Does voltage or current affect the time to heat a bed more?

Question

Which of these will heat a bed fastest?

• A. 12 V, 10 A power supply

• B. 24 V, 5 A power supply

• C. Both A and B will be the same (only total watts matter)

• D. Depends on the situation

I originally thought Amperage was what mattered until I realized I needed a 24 V power supply to even heat my Lulzbot mini bed by one degree.

I know voltage is used to determine insulation thickness on wires. But thin wires with high current in them also get hot. Is insulation thickness on wires only to prevent you from accidentally cutting through them and shocking yourself, or is it for heat reasons?

I'd like to power my heated bed with a 19.5 V, 5 A power supply. It's just an old laptop charger - I want to reduce strain on my circuit. It's a big bed and I have a few other laptop chargers lying around so I'd prefer to choose the best one.

Answer 1

It depends on whether you are re-using the bed or not, it is actually the resistance of the bed that determines this in conjunction with the voltage (the current you get for free).

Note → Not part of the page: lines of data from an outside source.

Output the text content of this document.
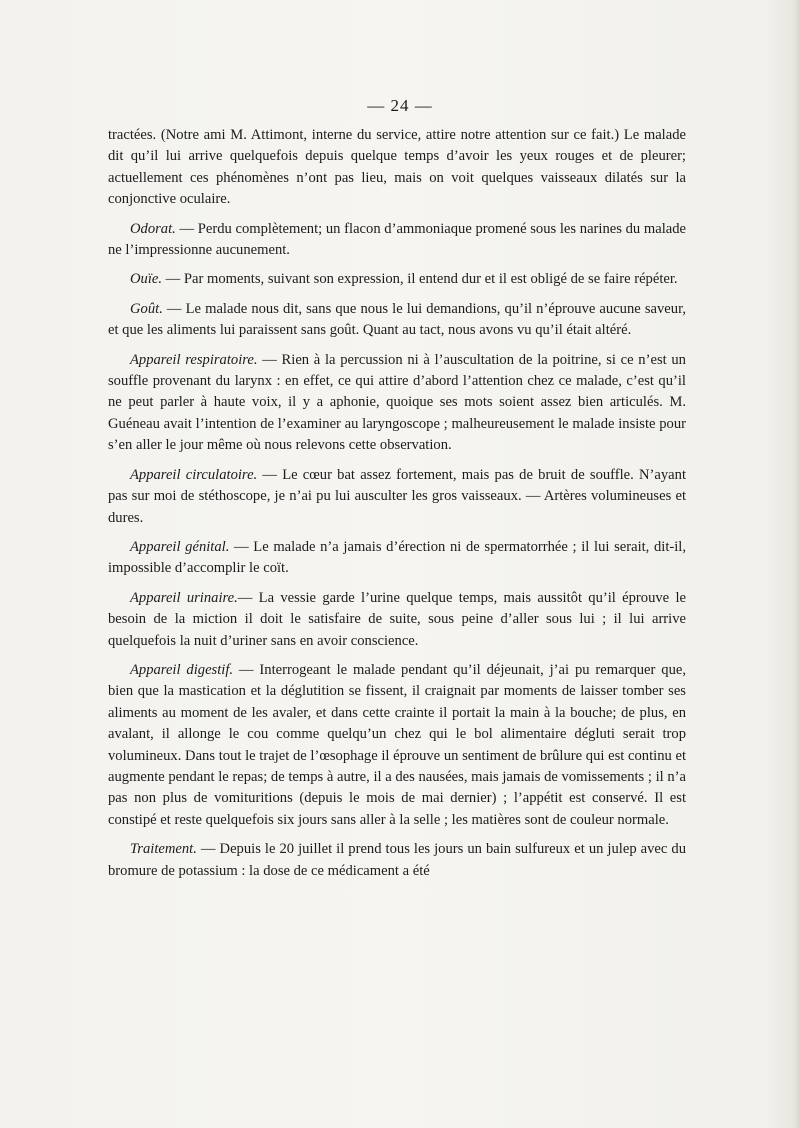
— 24 —

tractées. (Notre ami M. Attimont, interne du service, attire notre attention sur ce fait.) Le malade dit qu’il lui arrive quelquefois depuis quelque temps d’avoir les yeux rouges et de pleurer; actuellement ces phénomènes n’ont pas lieu, mais on voit quelques vaisseaux dilatés sur la conjonctive oculaire.

Odorat. — Perdu complètement; un flacon d’ammoniaque promené sous les narines du malade ne l’impressionne aucunement.

Ouïe. — Par moments, suivant son expression, il entend dur et il est obligé de se faire répéter.

Goût. — Le malade nous dit, sans que nous le lui demandions, qu’il n’éprouve aucune saveur, et que les aliments lui paraissent sans goût. Quant au tact, nous avons vu qu’il était altéré.

Appareil respiratoire. — Rien à la percussion ni à l’auscultation de la poitrine, si ce n’est un souffle provenant du larynx : en effet, ce qui attire d’abord l’attention chez ce malade, c’est qu’il ne peut parler à haute voix, il y a aphonie, quoique ses mots soient assez bien articulés. M. Guéneau avait l’intention de l’examiner au laryngoscope ; malheureusement le malade insiste pour s’en aller le jour même où nous relevons cette observation.

Appareil circulatoire. — Le cœur bat assez fortement, mais pas de bruit de souffle. N’ayant pas sur moi de stéthoscope, je n’ai pu lui ausculter les gros vaisseaux. — Artères volumineuses et dures.

Appareil génital. — Le malade n’a jamais d’érection ni de spermatorrhée ; il lui serait, dit-il, impossible d’accomplir le coït.

Appareil urinaire.— La vessie garde l’urine quelque temps, mais aussitôt qu’il éprouve le besoin de la miction il doit le satisfaire de suite, sous peine d’aller sous lui ; il lui arrive quelquefois la nuit d’uriner sans en avoir conscience.

Appareil digestif. — Interrogeant le malade pendant qu’il déjeunait, j’ai pu remarquer que, bien que la mastication et la déglutition se fissent, il craignait par moments de laisser tomber ses aliments au moment de les avaler, et dans cette crainte il portait la main à la bouche; de plus, en avalant, il allonge le cou comme quelqu’un chez qui le bol alimentaire dégluti serait trop volumineux. Dans tout le trajet de l’œsophage il éprouve un sentiment de brûlure qui est continu et augmente pendant le repas; de temps à autre, il a des nausées, mais jamais de vomissements ; il n’a pas non plus de vomituritions (depuis le mois de mai dernier) ; l’appétit est conservé. Il est constipé et reste quelquefois six jours sans aller à la selle ; les matières sont de couleur normale.

Traitement. — Depuis le 20 juillet il prend tous les jours un bain sulfureux et un julep avec du bromure de potassium : la dose de ce médicament a été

Let's say that the heatbed resistance is 1.2 Ω (depending on the heated bed make and model the resistance is typically in between 0.9 - 1.5 Ω), this means that the power can be calculated using: $$P = U \times I$$ $$U = I \times R$$ combining gives: $$ P = I^2\times R = \frac{U^2}{R} $$

For 12 V (assumed default printer voltage) this means that the heatbed power equals about 120 Watt (at a current of 10 A). Running that same bed at 24 V means that the power is 480 Watt (at a current of 20 A). So yes, that will heat up fast, at the expense of an increased current, which is pretty high, and should not be attempted without extra resistance in the loop.

If you're using the laptop charger, the current draw equals about 16 A, which the adapter cannot deliver.

This means that you need to acquire a new heatbed that is able to handle a higher voltage out of the box (more resistance), or you need to put additional resistors in the loop, but beware of the currents. Note that heated beds for 12 V/24 V exist, the wiring is different depending on the voltage. Note that such beds heat up faster, it all depends on the resistance and the voltage, but running the 24 V circuit on 19.5 V (160 Watt bed) is definitely an improvement over the 120 Watt bed at 12 V but still requires about 8 A (only applicable to heatbed that can run 12 V/24 V through extra resistance connections).

Be careful with this and be sure what you are doing!

Answer 2

Bed heaters look like this

They are rated for use with 12V or 24V supplies. 12V supply would take longer to warm it up, as P = V^2/R. Say it was a 2 ohm total resistance bed, then 12*12/2 = 72 watts, vs 24*24/2 = 288 watts. And 19V*19V/2 = 180W. Then you work backwards, P=IV or P/V = I to determine current draw: 72/12 = 6 amp, 288/24 = 12 amp, 180/19 = 9/5A.

Answer 3

Power is the thing that determines how quickly the bed heats up, nothing else.

A specific bed will be defined by it's resistance, this is the only relevant factor which is a constant. Of course, you shouldn't run it at a much higher power than it was designed for, or at a significantly higher temperature (these are related, since the bed looses much more energy to the room as it gets hotter).

All 'low voltage' beds will have the same sort of insulation requirements (effectively none, less than 36V is regarded as safe to touch unless the skin is also penetrated).

The wires used to connect to the heated bed must have a significantly lower resistance than the bed itself (similarly the connectors). Otherwise the wiring overheats and the bed has to work harder (making the overheating worse). Using a heat bed designed for a higher voltage (and a matching higher voltage supply) puts less strain on the wiring because the current is reduced for the same power output.

Since the resistance is constant, increasing a 12V power supply to 13V gives a ~17% power increase (with the same bed) because the current also increases.